Sana da öyleydi. Büyümüştü Sabra’da, Şatilla’da!.. Acılar içinde hızlı hızlı. Filistin’di bura. İnsan büyümesinin çok hızlı olduğu Filistin… Kimse bilmez çocukluğu, gençliği tanımazlar. Niye mi? Savaş da ani başlamamış mıydı? Bir saniyede can almamış mıydı kurşunlar? Anası da o korkunç patlamanın korku ve heyecanıyla bir anda onu doğurmamış mıydı? Her şey öylesine hızlı ilerliyordu ki! İşte, Sana da öylesine hızla atılmıştı kavgaya. Fark etmişti vahşetin, zulmün karanlığını. Unutmamıştı Sabra-Şatilla katliamını, 9 yaşındayken Siyonist milislere kalkan olduğunu. Katliamlar, soykırımlar yapan düşmanını tanımıştı. Yaşayarak, görerek, çekerek bu bedeli. Birgün o da ölecekti. Bunu biliyordu. Öyleyse niye duruyordu!?. O da vurmalıydı. Anasının, babasının, kardeşlerinin, halalarının, teyzelerinin intikamını almalıydı. Ancak böyle bitecekti kavga, onun da yurdu olacaktı kan gölü üzerine kurulan. Ama özgür, mutlu ve kardeşçe yaşayacaktı. Sürülmeyecekti artık bir yerden bir başka yere. Kan, barut ve ateş kokmayacaktı sokaklar. Özgürlük türküleriyle büyüyecekti yeni doğan bebeler. Çekmeyeceklerdi; Firuz, Şaro, Yasin… bebelerin çektiklerini. İşte Sana’m da bunu biliyordu, böyle bir yaşam için ölümü kucakladığında.

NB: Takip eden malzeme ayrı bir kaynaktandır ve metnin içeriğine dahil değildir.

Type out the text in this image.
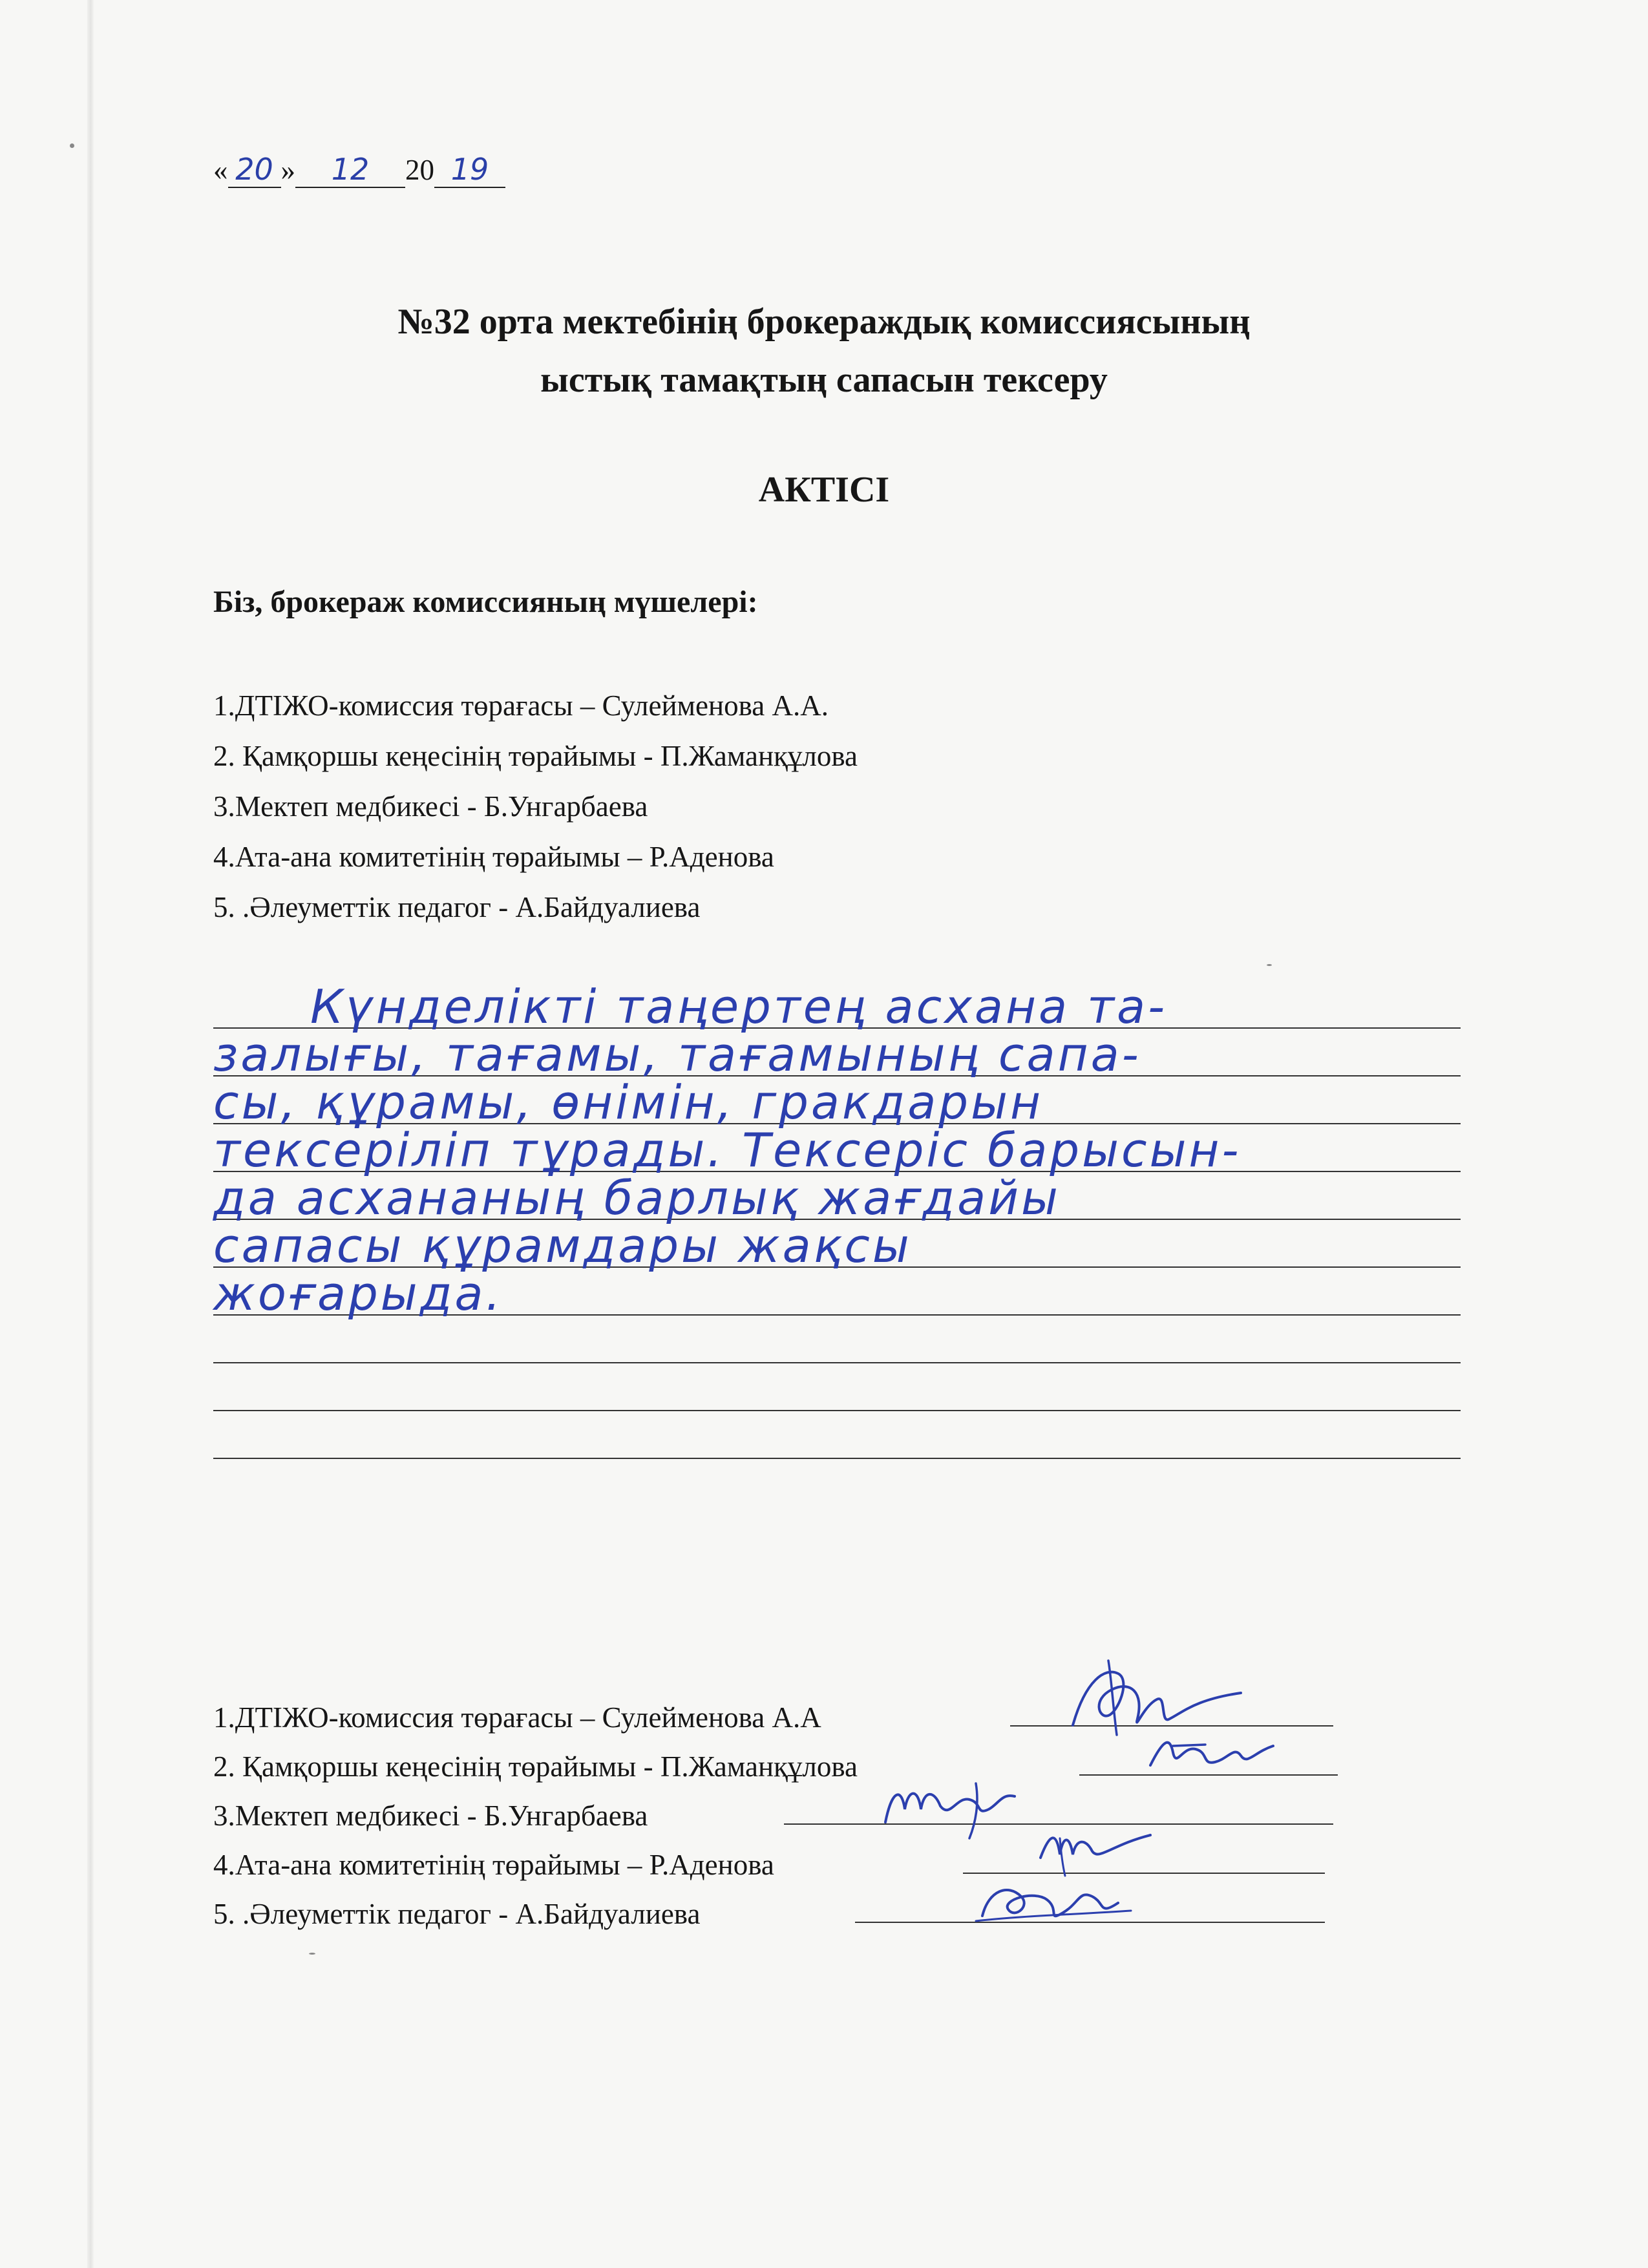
« 20 » 12 20 19
№32 орта мектебінің брокераждық комиссиясының
ыстық тамақтың сапасын тексеру
АКТІСІ
Біз, брокераж комиссияның мүшелері:
1.ДТІЖО-комиссия төрағасы – Сулейменова А.А.
2. Қамқоршы кеңесінің төрайымы - П.Жаманқұлова
3.Мектеп медбикесі - Б.Унгарбаева
4.Ата-ана комитетінің төрайымы – Р.Аденова
5. .Әлеуметтік педагог - А.Байдуалиева
Күнделікті таңертең асхана та-
залығы, тағамы, тағамының сапа-
сы, құрамы, өнімін, гракдарын
тексеріліп тұрады. Тексеріс барысын-
да асхананың барлық жағдайы
сапасы құрамдары жақсы
жоғарыда.
1.ДТІЖО-комиссия төрағасы – Сулейменова А.А
2. Қамқоршы кеңесінің төрайымы - П.Жаманқұлова
3.Мектеп медбикесі - Б.Унгарбаева
4.Ата-ана комитетінің төрайымы – Р.Аденова
5. .Әлеуметтік педагог - А.Байдуалиева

Ne de çok benziyorsunuz ülkem çocuklarına. Ama siz de bilmelisiniz ki ÖZGÜRLÜK, uğruna savaşılmadan, kan dökülmeden elde edilemez. Bunca acı ona erişmek içindir. İnancınızı ve umudunuzu koruyun. Güneş size de doğacaktır.
Sabra ve Şatilla katliamlarının yıldönümünde acınızı yürekten paylaşır; öfkenizi, kininizi mücadeleye dönüştüreceğinizden emin olarak sizleri tüm hiddetimle kucaklar, kara gözlerinizden öperim.
Özgür ve mutlu bir Filistin’de yaşamanız dileğiyle, Kürdistan zindanlarından binlerce selam!..”
Şehit Sara (Sakine Cansız)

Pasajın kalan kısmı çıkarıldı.